Virginia Tech sees an opportunity for engagement, an integral part of its mission as a land-grant university. Early ties to CII involved the university's Service Learning Center and several professors in the College of Arts and Sciences (now the College of Liberal Arts and Human Sciences). These ties still exist, but the university is also "finding areas of activity that not only meet the needs of that community asset [CI] but also inform the scholarship and advance the strategic interest of the university," says John Dooley, vice president of Outreach and International Affairs. "From our standpoint, we would like to see ways in which our students can be actively involved in both teaching and learning at CI--for it to become a laboratory for our students. I see loads of opportunity for service learning."

Christiansburg Institute
Associate professors of history Dan Thorp and Tom Ewing, involved in the collaborative efforts, have observed the opportunities CI makes available to students assisting with the research and archiving. "This department is beginning to provide some training for our students who are interested in going into public history for a career," says Thorp, who chairs the department. "We'd like to provide them with the opportunity for more hands-on experience. That's one element of our partnership."

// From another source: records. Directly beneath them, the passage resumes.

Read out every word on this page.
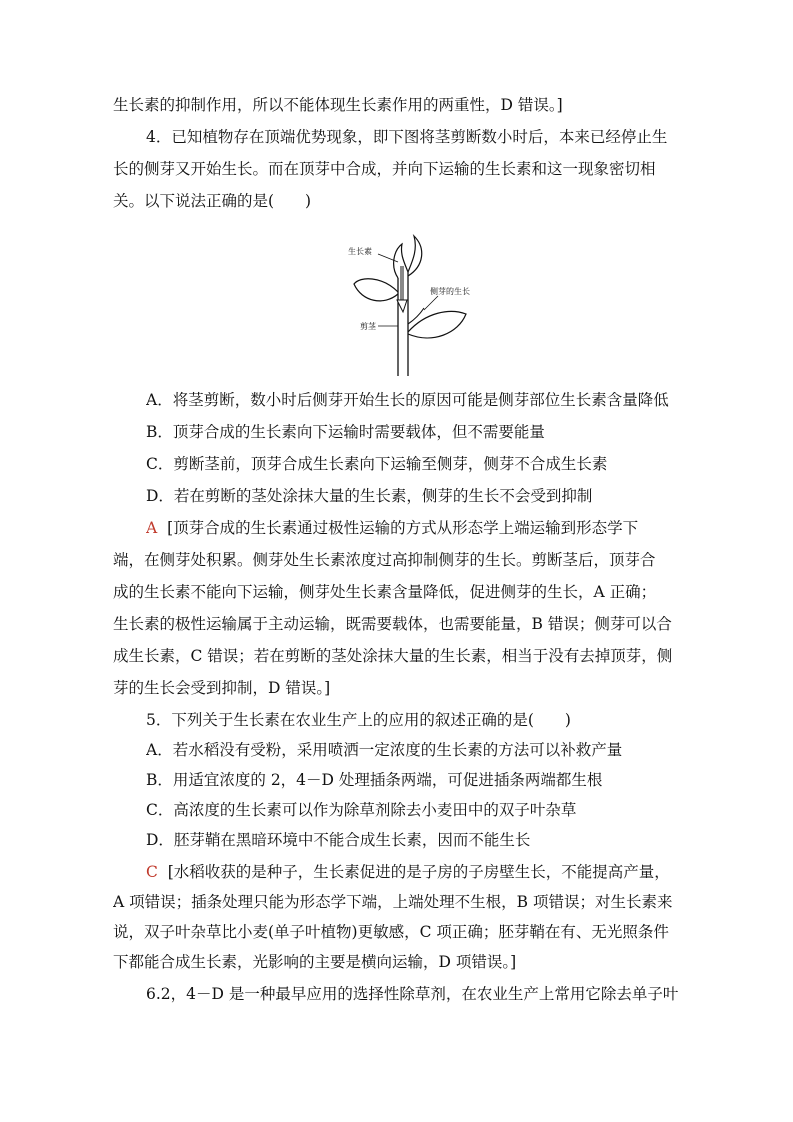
生长素的抑制作用，所以不能体现生长素作用的两重性，D 错误。]
4．已知植物存在顶端优势现象，即下图将茎剪断数小时后，本来已经停止生
长的侧芽又开始生长。而在顶芽中合成，并向下运输的生长素和这一现象密切相
关。以下说法正确的是(　　)
生长素
侧芽的生长
剪茎
A．将茎剪断，数小时后侧芽开始生长的原因可能是侧芽部位生长素含量降低
B．顶芽合成的生长素向下运输时需要载体，但不需要能量
C．剪断茎前，顶芽合成生长素向下运输至侧芽，侧芽不合成生长素
D．若在剪断的茎处涂抹大量的生长素，侧芽的生长不会受到抑制
A [顶芽合成的生长素通过极性运输的方式从形态学上端运输到形态学下
端，在侧芽处积累。侧芽处生长素浓度过高抑制侧芽的生长。剪断茎后，顶芽合
成的生长素不能向下运输，侧芽处生长素含量降低，促进侧芽的生长，A 正确；
生长素的极性运输属于主动运输，既需要载体，也需要能量，B 错误；侧芽可以合
成生长素，C 错误；若在剪断的茎处涂抹大量的生长素，相当于没有去掉顶芽，侧
芽的生长会受到抑制，D 错误。]
5．下列关于生长素在农业生产上的应用的叙述正确的是(　　)
A．若水稻没有受粉，采用喷洒一定浓度的生长素的方法可以补救产量
B．用适宜浓度的 2，4－D 处理插条两端，可促进插条两端都生根
C．高浓度的生长素可以作为除草剂除去小麦田中的双子叶杂草
D．胚芽鞘在黑暗环境中不能合成生长素，因而不能生长
C [水稻收获的是种子，生长素促进的是子房的子房壁生长，不能提高产量，
A 项错误；插条处理只能为形态学下端，上端处理不生根，B 项错误；对生长素来
说，双子叶杂草比小麦(单子叶植物)更敏感，C 项正确；胚芽鞘在有、无光照条件
下都能合成生长素，光影响的主要是横向运输，D 项错误。]
6.2，4－D 是一种最早应用的选择性除草剂，在农业生产上常用它除去单子叶
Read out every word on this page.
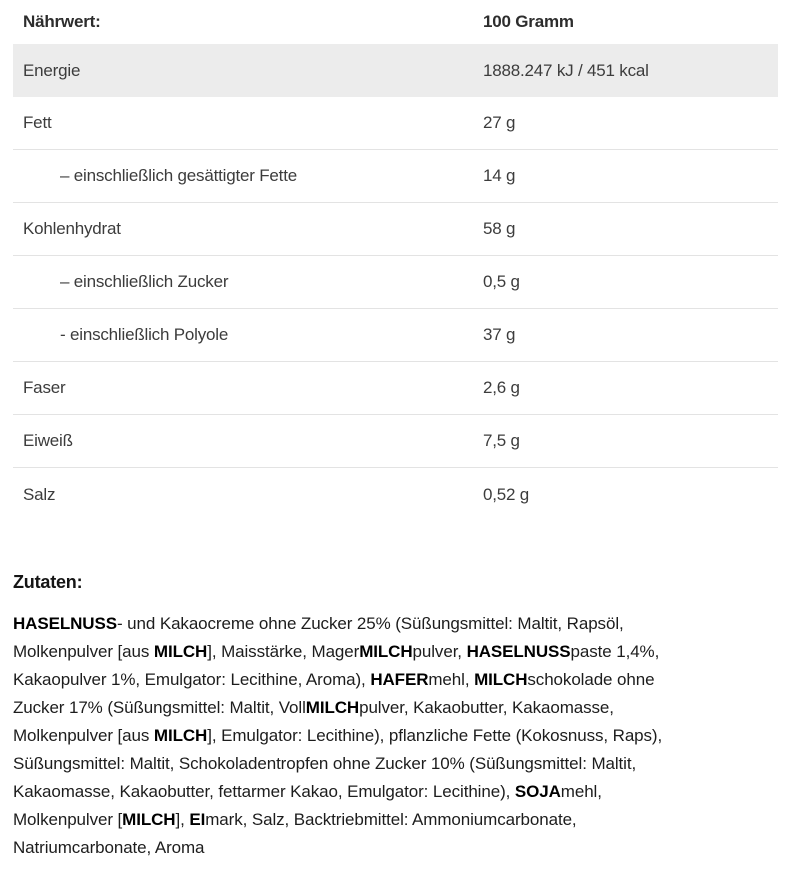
Nährwert:	100 Gramm
Energie	1888.247 kJ / 451 kcal
Fett	27 g
– einschließlich gesättigter Fette	14 g
Kohlenhydrat	58 g
– einschließlich Zucker	0,5 g
- einschließlich Polyole	37 g
Faser	2,6 g
Eiweiß	7,5 g
Salz	0,52 g
Zutaten:
HASELNUSS- und Kakaocreme ohne Zucker 25% (Süßungsmittel: Maltit, Rapsöl,
Molkenpulver [aus MILCH], Maisstärke, MagerMILCHpulver, HASELNUSSpaste 1,4%,
Kakaopulver 1%, Emulgator: Lecithine, Aroma), HAFERmehl, MILCHschokolade ohne
Zucker 17% (Süßungsmittel: Maltit, VollMILCHpulver, Kakaobutter, Kakaomasse,
Molkenpulver [aus MILCH], Emulgator: Lecithine), pflanzliche Fette (Kokosnuss, Raps),
Süßungsmittel: Maltit, Schokoladentropfen ohne Zucker 10% (Süßungsmittel: Maltit,
Kakaomasse, Kakaobutter, fettarmer Kakao, Emulgator: Lecithine), SOJAmehl,
Molkenpulver [MILCH], EImark, Salz, Backtriebmittel: Ammoniumcarbonate,
Natriumcarbonate, Aroma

The collaboration provides CI with university resources, contacts, and expertise as Virginia Tech makes available resources that CII would otherwise not have access to. "The weight of Virginia Tech taking an interest in us escalates us," says Carter. "It's a breakthrough of university-community relationships. The relationship has to stand up against time. It has to engage enough energy that it will be an appropriate and legitimate thing for the university to do."

ANSWERS FOR THE FUTURE

Christiansburg Institute
Christiansburg Institute's lifelong legacies--intergenerational learning, individual fulfillment, responsible and active citizenship, equality, and justice--are ideals to still aspire to. "Elaine has been very consistent in always wanting to address those larger issues and pursue those larger questions," Ewing says. "She sees the project not only as preserving the memory of that particular institution, but using it also as an example of these larger processes having to do with race, opportunity, equality, justice."

"How do you get people who have been enslaved and brutalized to become the kind of citizens the United States has today?" Carter asks. "How do you get that? How do you get people to cope with who they are at the same time that the world is oppressing them because of who they are?

"These are the kinds of questions Christiansburg Institute has answers to. These are the kinds of questions that we believe can deal with most marginalized people, whether they be in the trailer park, whether they be ex-felons, whether they be immigrants, refugees, or lost. We know how to suffer and somehow not become totally destructive." Carter pauses. "These are the kinds of things CI can bring to communities."

Christiansburg Institute's second century is dedicated to more than just its past. It may hold some answers to questions of the present--and of the future.

KELLSEY LEQUICK is a senior majoring in interdisciplinary studies.